Automation can make an academic’s life easier in other areas too. When Wharton’s Terwiesch turned to ChatGPT to come up with exam questions, he was surprised by the quality of the result; the bot was even able to add a humorous flavour, an improvement compared to his dry writing style, as he admits. Although he thinks that students should not be allowed to use these tools when taking exams, he believes there is a place for AI-driven assessment. “There are assignments for which we don’t care about the student’s answer, but the process of answering. The student emerges as a better version of herself, because she learns by applying the material,” he says, adding that AI tools could enable academics to push students further: “Because of ChatGPT we can create new ways for students to engage with the material, instead of just sitting in the library and writing an essay. We can create virtual experiences that can make learning more fun and invidualised.”

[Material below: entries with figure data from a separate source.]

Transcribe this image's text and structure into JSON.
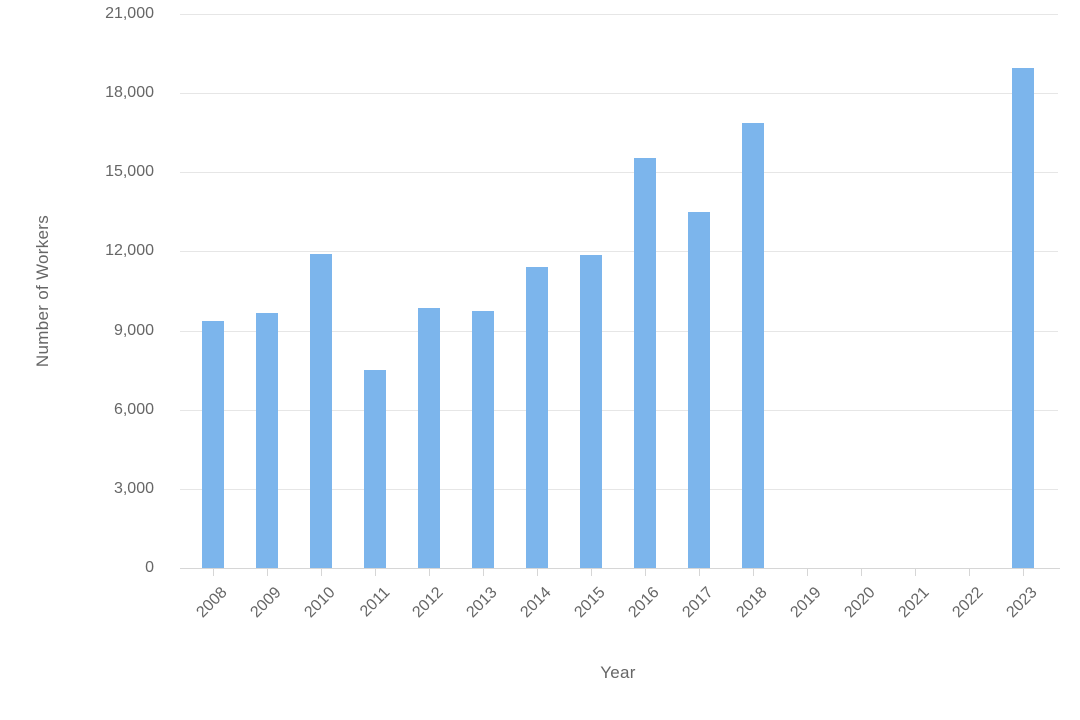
{
  "chart_data": {
    "type": "bar",
    "title": "",
    "xlabel": "Year",
    "ylabel": "Number of Workers",
    "categories": [
      "2008",
      "2009",
      "2010",
      "2011",
      "2012",
      "2013",
      "2014",
      "2015",
      "2016",
      "2017",
      "2018",
      "2019",
      "2020",
      "2021",
      "2022",
      "2023"
    ],
    "values": [
      9350,
      9650,
      11900,
      7500,
      9850,
      9750,
      11400,
      11850,
      15550,
      13500,
      16850,
      0,
      0,
      0,
      0,
      18950
    ],
    "ylim": [
      0,
      21000
    ],
    "ytick_interval": 3000,
    "ytick_labels": [
      "0",
      "3,000",
      "6,000",
      "9,000",
      "12,000",
      "15,000",
      "18,000",
      "21,000"
    ],
    "grid": true,
    "legend_position": "none",
    "colors": {
      "bar": "#7cb5ec",
      "grid": "#e6e6e6",
      "axis_line": "#d6d6d6",
      "text": "#666666",
      "background": "#ffffff"
    }
  }
}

For optimists, generative AI tools bring us closer to the holy grail of business education: understanding what works and why. “Although we cannot measure power skills or human skills like decision-making with complete accuracy now, advances in AI will eventually help teachers to measure this better,” says Degreed’s Palmer, adding: “Not only will this be useful for feedback and assessment while an executive is learning with them, but it also provides more tangible evidence of an executive achieving a specific skill, which will support future job moves and career development.”
Back to the future
For the time being, the academic community oscillates between Luddism and unabashed tech-utopianism. Many academic journals have banned authors from using ChatGPT, while enthusiastic futurists predict that AI may prove as important as Gutenberg’s printing press. Some of its uses may be more prosaic, but still useful in a field like business education, subject to rapid internationalisation and specialisation. In the case of healthcare management for example, ChatGPT could help researchers and practitioners familiarise themselves with different healthcare practices, markets and cultures, says Radi Haloub, Deputy Director of Education at UCL Global Business School for Health.

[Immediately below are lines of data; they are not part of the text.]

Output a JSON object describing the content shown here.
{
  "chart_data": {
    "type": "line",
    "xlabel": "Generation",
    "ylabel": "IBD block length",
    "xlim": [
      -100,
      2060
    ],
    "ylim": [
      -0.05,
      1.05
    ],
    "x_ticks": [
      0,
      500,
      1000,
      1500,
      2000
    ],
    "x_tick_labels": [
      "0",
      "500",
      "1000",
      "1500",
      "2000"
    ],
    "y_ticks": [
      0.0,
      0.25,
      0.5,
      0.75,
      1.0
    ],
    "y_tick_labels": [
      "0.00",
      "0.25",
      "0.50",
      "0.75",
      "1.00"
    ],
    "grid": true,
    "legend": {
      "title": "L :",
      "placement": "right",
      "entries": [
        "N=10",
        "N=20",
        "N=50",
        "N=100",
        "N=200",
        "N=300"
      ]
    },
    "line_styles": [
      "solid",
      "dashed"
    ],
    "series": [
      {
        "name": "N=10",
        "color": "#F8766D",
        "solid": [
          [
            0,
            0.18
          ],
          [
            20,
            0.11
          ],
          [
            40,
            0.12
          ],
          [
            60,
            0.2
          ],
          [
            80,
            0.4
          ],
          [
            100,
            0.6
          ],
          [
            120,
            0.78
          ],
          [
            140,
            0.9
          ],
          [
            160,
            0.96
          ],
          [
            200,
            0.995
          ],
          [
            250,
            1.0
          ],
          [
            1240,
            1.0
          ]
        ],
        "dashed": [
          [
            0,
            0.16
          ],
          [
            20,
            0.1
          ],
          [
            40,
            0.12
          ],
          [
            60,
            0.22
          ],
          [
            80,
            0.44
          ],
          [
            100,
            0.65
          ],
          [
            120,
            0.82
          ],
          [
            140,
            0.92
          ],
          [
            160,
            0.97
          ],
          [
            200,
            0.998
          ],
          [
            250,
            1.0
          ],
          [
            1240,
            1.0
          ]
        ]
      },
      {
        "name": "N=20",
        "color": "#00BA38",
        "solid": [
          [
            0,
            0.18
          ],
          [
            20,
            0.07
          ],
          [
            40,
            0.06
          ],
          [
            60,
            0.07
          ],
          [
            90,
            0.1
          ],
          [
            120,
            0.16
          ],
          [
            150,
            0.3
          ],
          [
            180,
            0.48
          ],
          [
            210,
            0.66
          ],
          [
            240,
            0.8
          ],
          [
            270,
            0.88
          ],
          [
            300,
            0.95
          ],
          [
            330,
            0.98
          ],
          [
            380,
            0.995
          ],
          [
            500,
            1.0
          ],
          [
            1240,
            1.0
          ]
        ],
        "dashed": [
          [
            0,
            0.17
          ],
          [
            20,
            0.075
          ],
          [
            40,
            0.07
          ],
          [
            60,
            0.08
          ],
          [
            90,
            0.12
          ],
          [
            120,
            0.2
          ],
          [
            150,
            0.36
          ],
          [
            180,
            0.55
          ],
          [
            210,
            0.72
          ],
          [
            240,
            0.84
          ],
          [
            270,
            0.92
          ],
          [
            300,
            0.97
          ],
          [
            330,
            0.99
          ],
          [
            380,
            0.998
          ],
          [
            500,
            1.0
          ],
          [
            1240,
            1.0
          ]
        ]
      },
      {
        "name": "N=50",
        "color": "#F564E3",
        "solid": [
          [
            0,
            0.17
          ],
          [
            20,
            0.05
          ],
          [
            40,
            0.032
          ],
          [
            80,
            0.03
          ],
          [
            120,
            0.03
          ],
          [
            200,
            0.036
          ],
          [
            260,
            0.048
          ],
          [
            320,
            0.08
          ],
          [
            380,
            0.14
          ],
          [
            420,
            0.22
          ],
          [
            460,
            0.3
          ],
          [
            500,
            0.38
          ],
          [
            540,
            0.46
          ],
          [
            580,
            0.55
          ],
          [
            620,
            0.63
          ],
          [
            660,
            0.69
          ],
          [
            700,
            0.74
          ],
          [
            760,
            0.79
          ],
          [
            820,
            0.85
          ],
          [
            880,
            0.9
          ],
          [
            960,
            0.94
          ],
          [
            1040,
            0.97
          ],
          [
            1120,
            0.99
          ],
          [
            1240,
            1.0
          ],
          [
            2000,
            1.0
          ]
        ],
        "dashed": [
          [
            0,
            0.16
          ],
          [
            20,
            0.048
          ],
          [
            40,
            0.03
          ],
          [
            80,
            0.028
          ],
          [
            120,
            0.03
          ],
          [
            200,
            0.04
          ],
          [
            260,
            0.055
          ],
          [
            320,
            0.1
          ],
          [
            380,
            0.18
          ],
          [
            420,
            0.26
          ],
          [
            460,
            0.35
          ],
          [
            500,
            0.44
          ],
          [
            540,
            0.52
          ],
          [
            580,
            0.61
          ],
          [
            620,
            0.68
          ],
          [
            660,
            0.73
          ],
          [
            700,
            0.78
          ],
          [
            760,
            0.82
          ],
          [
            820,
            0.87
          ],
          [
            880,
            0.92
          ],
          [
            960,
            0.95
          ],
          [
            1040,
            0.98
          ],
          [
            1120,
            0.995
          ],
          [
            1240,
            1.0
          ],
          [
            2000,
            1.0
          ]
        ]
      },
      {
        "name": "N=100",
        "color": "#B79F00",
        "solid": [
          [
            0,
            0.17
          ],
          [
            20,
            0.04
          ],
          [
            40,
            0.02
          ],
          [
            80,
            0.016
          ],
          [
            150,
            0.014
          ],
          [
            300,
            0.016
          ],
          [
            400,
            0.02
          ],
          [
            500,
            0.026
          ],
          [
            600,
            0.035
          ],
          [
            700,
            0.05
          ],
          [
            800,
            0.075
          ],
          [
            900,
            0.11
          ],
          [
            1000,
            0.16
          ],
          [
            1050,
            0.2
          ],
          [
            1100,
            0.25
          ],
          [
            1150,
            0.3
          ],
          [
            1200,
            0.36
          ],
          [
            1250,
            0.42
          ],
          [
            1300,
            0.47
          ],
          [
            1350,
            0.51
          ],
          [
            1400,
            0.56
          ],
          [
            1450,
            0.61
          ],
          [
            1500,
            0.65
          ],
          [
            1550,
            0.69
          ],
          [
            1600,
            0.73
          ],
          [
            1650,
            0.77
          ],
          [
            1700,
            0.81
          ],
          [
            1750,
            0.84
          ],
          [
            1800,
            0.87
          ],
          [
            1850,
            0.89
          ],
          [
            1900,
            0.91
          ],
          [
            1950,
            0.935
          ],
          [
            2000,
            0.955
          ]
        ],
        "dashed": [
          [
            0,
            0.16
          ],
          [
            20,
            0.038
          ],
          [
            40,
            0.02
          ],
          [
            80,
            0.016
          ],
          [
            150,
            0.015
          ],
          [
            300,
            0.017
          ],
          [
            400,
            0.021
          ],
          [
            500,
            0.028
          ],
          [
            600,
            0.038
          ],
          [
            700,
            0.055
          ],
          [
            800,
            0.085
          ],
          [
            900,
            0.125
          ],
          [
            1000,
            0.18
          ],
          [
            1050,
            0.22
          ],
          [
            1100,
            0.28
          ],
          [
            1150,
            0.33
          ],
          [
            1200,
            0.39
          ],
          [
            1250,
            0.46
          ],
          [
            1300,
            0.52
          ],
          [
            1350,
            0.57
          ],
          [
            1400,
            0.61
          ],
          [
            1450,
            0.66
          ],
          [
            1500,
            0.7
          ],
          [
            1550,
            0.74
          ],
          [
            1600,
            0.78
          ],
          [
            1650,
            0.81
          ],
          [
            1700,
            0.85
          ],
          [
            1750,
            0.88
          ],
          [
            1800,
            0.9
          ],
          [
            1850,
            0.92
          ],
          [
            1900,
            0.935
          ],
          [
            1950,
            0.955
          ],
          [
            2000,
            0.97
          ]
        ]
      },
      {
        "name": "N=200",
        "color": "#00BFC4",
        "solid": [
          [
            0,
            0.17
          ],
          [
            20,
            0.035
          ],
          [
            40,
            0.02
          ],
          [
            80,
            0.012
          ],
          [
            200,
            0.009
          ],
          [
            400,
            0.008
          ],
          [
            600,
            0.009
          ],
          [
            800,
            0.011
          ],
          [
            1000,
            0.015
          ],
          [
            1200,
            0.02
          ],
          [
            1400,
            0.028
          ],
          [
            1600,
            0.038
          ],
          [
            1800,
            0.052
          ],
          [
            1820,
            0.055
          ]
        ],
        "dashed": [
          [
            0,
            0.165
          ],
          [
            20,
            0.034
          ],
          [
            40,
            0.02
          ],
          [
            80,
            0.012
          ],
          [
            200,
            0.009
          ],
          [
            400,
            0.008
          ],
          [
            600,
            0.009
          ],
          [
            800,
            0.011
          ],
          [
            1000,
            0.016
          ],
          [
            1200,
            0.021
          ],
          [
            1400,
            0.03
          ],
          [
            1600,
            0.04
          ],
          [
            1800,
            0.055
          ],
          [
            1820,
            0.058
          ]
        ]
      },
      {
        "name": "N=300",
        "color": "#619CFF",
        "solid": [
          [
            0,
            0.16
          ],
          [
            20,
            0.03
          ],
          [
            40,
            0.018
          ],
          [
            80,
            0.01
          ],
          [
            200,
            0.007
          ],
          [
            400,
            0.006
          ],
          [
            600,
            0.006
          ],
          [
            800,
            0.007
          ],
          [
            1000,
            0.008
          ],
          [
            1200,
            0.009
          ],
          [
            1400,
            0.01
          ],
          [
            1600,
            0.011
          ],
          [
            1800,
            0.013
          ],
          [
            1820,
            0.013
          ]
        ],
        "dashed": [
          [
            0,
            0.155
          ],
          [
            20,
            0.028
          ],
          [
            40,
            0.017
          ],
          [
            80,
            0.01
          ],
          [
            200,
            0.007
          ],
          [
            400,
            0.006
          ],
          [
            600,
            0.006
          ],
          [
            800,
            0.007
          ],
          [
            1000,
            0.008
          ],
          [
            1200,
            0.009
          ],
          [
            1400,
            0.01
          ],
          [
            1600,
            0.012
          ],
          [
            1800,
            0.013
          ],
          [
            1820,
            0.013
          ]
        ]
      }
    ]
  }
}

As for those who have seen traditional business education survive previous technology trends, including the advent of the internet itself, everything must change for everything to remain the same. “The current education system will absorb these technological changes in the same way it has absorbed computers, email, Wikipedia, Google, YouTube or MOOCs,” says Dominik Lukes, Assistive Technology Officer at the University of Oxford and speaker for Bett, an edtech event organiser, adding: “They will change how people approach some aspects of learning and we will see adjustments in where they focus their learning efforts. But what it takes to learn – time, effort, relationships – is unlikely to change.”